I heard the basement door open, and loud voices yelling as they tried to open up the trap door, but that wasn't what I was focused on.

The edges of my vison were getting blurry, and I stumbled until I was on the sofa, the same sofa in my basement now. Just as the trap door opened, my body went slack against the sofa and I passed out again.


My head was pounding. I sat up slowly and held it.

"Oh my God…" I groaned, rubbing the bridge of my nose.

I blinked a few times, letting my eyes adjust to the darkness around me. I pushed myself into a sitting position, and looked around.

My eyebrows furrowed. I was looking at the same basement room I'd just left back in La-La Land; the basement room. But the one I'd just left was neatly put together and clean. It looked like a bomb went off in this one, with me being at the epicenter.

The sofa I had been passed out on was cracked and broken, smashed down into a foot deep creator in the middle of the room. Everything else was blown back, like the force that created the creator had blown everything.

I stood up on unsteady legs, leaning on the broken sofa to stay upright. I made it to the desk, and started looking for the ingredients to make a pain-releiving potion.

"Sorry for just dropping in on you like this. But how could I pass up an opportunity to speak to one of my favorite children?"

I spun around, grabbing a silver paring knife used to cut the stems off flowers.

I knew it. I knew this seemed too easy. After an insane, lifelike dream like the one I'd just had, just waking up and being a little disoriented was just too easy.

"Look," I started, glaring at Yellow-Eyes. "I've had a very difficult couple of weeks. I appreciate that you take time out of your schedule filled with torture and bad choices, but I so do not have time for this. Please show yourself out."

He just chuckled. "Cool your heels there cowgirl. I'm just here to check up on you."

"Well as you can see, I'm fine. I've been better, sure, but I am fine. Now get out." I growled at him.

Yellow-Eyes put his hands up in mock surrender as he chuckled. "Just checkin' up on you…And…Offer you a little side job."

I let out a snorting laugh. "Yeah, and I'd just love to work for the thing that killed my best friends' parents and my own foster parents."

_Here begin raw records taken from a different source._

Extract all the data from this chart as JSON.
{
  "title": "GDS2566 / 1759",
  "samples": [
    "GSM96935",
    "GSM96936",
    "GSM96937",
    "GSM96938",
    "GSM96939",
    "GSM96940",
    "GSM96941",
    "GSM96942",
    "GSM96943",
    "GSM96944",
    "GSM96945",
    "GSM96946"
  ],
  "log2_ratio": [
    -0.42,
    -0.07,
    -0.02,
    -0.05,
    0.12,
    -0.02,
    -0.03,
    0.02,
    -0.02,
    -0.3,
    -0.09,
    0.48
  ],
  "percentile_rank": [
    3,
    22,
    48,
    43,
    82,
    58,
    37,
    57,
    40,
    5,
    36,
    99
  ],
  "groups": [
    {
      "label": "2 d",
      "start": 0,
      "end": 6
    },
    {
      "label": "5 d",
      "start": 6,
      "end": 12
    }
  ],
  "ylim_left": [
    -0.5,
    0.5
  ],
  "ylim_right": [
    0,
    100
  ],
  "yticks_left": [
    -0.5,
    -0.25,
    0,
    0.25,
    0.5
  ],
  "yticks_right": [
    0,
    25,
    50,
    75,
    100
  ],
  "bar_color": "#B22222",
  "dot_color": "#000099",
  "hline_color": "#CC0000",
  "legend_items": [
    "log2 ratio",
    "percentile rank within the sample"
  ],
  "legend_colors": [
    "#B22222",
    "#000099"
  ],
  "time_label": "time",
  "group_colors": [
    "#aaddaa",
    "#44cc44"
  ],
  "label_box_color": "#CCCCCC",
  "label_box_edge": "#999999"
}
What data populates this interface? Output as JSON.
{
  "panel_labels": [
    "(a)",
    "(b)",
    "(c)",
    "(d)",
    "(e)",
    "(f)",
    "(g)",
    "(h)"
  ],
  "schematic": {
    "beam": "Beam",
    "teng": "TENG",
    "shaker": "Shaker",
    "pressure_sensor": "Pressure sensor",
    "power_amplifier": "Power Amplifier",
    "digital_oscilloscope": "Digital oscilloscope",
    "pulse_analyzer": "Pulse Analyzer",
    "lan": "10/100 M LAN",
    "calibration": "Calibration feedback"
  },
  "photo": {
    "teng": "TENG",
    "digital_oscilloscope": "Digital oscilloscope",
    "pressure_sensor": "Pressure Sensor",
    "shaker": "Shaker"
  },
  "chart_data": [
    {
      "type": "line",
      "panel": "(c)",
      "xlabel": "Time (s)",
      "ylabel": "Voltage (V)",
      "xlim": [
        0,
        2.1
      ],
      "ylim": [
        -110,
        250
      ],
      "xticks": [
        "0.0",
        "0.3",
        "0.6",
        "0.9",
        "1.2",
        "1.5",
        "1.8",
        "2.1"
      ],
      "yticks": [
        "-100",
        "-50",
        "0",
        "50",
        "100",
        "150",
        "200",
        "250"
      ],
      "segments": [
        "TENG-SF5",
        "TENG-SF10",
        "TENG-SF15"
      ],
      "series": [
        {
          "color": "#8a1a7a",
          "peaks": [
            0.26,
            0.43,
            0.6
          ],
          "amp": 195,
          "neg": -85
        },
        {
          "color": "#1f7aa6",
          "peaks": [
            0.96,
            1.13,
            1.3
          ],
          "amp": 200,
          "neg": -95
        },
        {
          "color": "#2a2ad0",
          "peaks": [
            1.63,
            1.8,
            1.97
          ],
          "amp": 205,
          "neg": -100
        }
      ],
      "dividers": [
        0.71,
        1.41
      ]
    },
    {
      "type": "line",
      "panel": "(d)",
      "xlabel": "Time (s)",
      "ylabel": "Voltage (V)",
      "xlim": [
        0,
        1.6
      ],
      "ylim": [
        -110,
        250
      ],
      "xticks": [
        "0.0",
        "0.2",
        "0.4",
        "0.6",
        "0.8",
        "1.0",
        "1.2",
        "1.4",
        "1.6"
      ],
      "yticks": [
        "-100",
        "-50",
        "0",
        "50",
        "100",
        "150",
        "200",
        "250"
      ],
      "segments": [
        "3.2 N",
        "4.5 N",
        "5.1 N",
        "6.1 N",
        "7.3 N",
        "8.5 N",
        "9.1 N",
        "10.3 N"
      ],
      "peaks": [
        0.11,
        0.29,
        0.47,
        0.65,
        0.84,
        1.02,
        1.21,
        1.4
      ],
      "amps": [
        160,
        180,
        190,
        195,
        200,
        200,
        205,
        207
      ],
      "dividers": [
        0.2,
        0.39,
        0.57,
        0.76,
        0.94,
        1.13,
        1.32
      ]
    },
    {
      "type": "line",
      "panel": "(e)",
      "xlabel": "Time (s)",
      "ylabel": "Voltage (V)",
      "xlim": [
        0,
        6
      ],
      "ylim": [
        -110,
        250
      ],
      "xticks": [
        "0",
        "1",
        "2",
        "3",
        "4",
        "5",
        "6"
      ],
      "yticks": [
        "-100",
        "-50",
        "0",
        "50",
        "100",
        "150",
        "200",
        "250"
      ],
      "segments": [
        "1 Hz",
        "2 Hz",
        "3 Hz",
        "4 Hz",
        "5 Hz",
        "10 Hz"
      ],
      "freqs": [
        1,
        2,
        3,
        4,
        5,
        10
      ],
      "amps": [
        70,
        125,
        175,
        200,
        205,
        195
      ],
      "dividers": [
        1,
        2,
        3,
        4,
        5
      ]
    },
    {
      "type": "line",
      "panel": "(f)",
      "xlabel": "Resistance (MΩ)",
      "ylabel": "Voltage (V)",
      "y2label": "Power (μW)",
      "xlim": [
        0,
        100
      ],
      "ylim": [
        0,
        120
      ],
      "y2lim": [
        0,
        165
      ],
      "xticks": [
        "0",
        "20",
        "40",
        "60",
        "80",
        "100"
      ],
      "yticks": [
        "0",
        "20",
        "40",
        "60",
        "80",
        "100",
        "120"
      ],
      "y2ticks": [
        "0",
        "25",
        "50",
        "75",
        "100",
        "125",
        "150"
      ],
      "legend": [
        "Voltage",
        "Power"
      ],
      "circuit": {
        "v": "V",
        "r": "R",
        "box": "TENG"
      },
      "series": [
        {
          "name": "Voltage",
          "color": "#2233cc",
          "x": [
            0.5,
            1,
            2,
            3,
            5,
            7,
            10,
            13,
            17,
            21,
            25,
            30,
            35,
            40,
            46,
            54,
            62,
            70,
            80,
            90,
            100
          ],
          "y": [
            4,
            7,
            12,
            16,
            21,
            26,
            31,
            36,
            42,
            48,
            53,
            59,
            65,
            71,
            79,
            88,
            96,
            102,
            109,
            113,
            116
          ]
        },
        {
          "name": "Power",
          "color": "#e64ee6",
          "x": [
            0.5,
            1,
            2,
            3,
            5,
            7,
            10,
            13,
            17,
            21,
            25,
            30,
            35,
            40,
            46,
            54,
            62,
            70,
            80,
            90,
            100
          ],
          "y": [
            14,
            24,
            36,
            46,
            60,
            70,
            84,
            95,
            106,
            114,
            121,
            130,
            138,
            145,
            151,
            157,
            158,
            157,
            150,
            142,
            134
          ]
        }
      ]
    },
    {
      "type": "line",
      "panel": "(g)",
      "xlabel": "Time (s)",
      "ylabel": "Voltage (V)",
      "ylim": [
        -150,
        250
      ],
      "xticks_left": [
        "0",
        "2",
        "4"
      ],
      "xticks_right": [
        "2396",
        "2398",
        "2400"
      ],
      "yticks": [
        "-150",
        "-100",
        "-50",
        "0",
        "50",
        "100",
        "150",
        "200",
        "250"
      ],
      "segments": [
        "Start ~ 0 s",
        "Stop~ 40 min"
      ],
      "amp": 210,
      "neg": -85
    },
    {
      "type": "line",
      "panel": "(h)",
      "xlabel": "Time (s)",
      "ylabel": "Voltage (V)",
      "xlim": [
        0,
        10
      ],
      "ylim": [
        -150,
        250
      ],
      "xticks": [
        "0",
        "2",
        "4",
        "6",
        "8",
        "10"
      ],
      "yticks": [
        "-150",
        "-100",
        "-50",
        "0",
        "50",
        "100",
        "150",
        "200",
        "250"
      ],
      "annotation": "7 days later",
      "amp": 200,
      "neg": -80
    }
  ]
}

"Aw, you can't hold that against a guy forever." He chuckled. "Don't worry, no killing, torturing or burning. Just research."

Still skeptical, but at the same time curious, I lowered the knife a fraction of an inch. "Research?" I repeated dumbly.

"Research." Yellow-Eyes assured me. "Now, Sam was my first choice, but the information I need isn't something easily found on the internet. I need someone do this the old fashioned way; archives and grunt work. I need you to find something for me, a town. I want to know everything about it; who lived there, what stores were there, who the mayor's daughter was fooling around with when her father wasn't looking."

"Why would I go through all that work?" I chuckled humorlessly. "You're talking about hours—days—of research."

"Believe me, Nikki, I'll make it worth your time." Yellow-Eyes said, smirking.

"What could you possibly have that I would want?" I asked flatly.

Yellow-Eyes, still with his hands up in the air, walked a little closer to me; he was about three feet from me instead of 10.

"I can tell you why you're at the top of my list."